SUMMARY: 20 years ago, in 1987, Edelson and co-workers published their first report on the effectiveness of a new procedure, called extracorporeal photochemotherapy (ECP), in patients with advanced stage cutaneous T-cell lymphoma (CTCL). The positive response (>70% overall) achieved in those patients encouraged several groups to try out this new technology in other T-lymphocyte-mediated autoimmune diseases and a number of dermatological diseases, which sometimes gave conflicting results. In the following years, ECP obtained FDA approval as first line treatment in CTCL. In the 1990s ECP was applied to acute and chronic graft-versus-host disease (GvHD) refractory to conventional immunosuppressive therapy and proved to be effective in >60% of cases of this larger patient population. Today, although the effectiveness of ECP in GvHD is generally acknowledged, this is mainly based on retrospective or observational studies, as data from large, randomized multicenter trials, has yet to be published. Moreover, ECP's real mechanism of action and optimal treatment schedule are still under investigation. The aim of this review is to summarize knowledge acquired to date about ECP.
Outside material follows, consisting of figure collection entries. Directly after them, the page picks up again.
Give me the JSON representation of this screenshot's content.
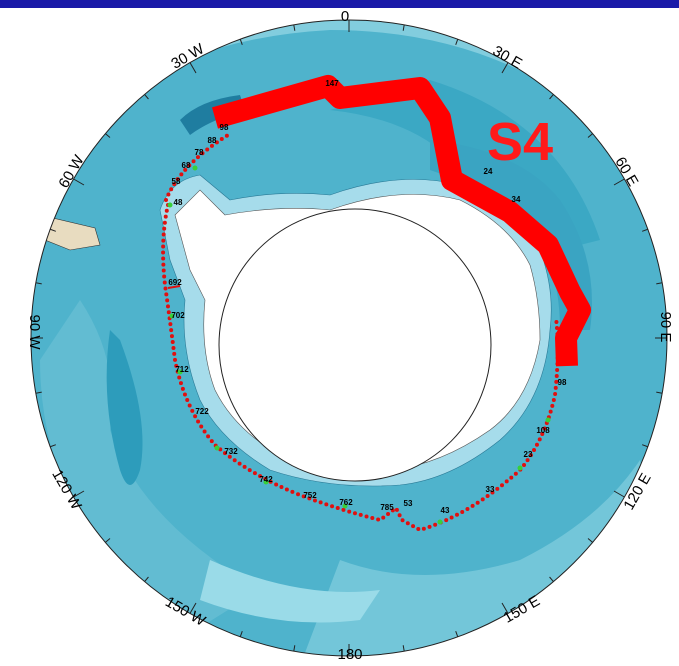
{
  "map": {
    "title": "S4",
    "longitude_labels": [
      "0",
      "30 E",
      "60 E",
      "90 E",
      "120 E",
      "150 E",
      "180",
      "150 W",
      "120 W",
      "90 W",
      "60 W",
      "30 W"
    ],
    "station_labels": [
      "147",
      "24",
      "34",
      "98",
      "88",
      "78",
      "68",
      "58",
      "48",
      "692",
      "702",
      "712",
      "722",
      "732",
      "742",
      "752",
      "762",
      "785",
      "53",
      "43",
      "33",
      "23",
      "108",
      "98"
    ]
  }
}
A new device to study ex-vivo the effects of extracorporeal photochemotherapy on the immune system

Extracorporeal photochemotherapy (ECP) is a medical procedure effective in the treatment of several different T-cell mediated diseases such as cutaneous T-cell lymphoma and Graft-versus-Host Disease. During ECP treatment the patient's blood is processed by means of a cell separator to collect leukocytes (leukapheresis), mostly lymphocytes and monocytes, which are then incubated with the photoactive drug 8-methoxypsoralen (8-MOP), exposed to ultraviolet-A light (UV-A) and reinfused to the patient. It has been suggested that during ECP not only UV-A irradiation but also changes in the environmental condition may be relevant. Although ECP has been shown to have an in-vivo immunomodulatory effect, the mechanisms through which ECP exerts its effect remain elusive. One of the reasons for this incomplete knowledge is the absence of a reliable model for ECP. In order to investigate the effect of ECP on the peripheral immune system, we developed a new device which mimics the complete ECP cycle including blood transit through the cell separator. Peripheral blood samples (50ml) were obtained from volunteers and processed using a peristaltic pump. Peripheral blood mononuclear cells (PBMC) were then collected and treated with 8-MOP and UV-A under the same conditions used for the patients' therapy. Using this strategy we investigated 8-MOP, UV-A and their combined effect on the production of the pro-inflammatory cytokines interferon-gamma (IFN-gamma), interleukine-2 (IL-2) and tumor necrosis factor-alpha (TNF-alpha) in PBMC with and without polyclonal stimulation. We firstly demonstrated that our device does not affect total red and white blood cell counts. After 8-MOP and UV-A irradiation a significant decrease was observed in both activated CD4(+) and CD8(+) T lymphocytes producing IFN-gamma, IL-2 and TNF-alpha. Our findings are in line with those previously obtained in humans after complete ECP treatment, thus suggesting that our newly developed device is suitable for investigating the mechanism of action of ECP ex-vivo.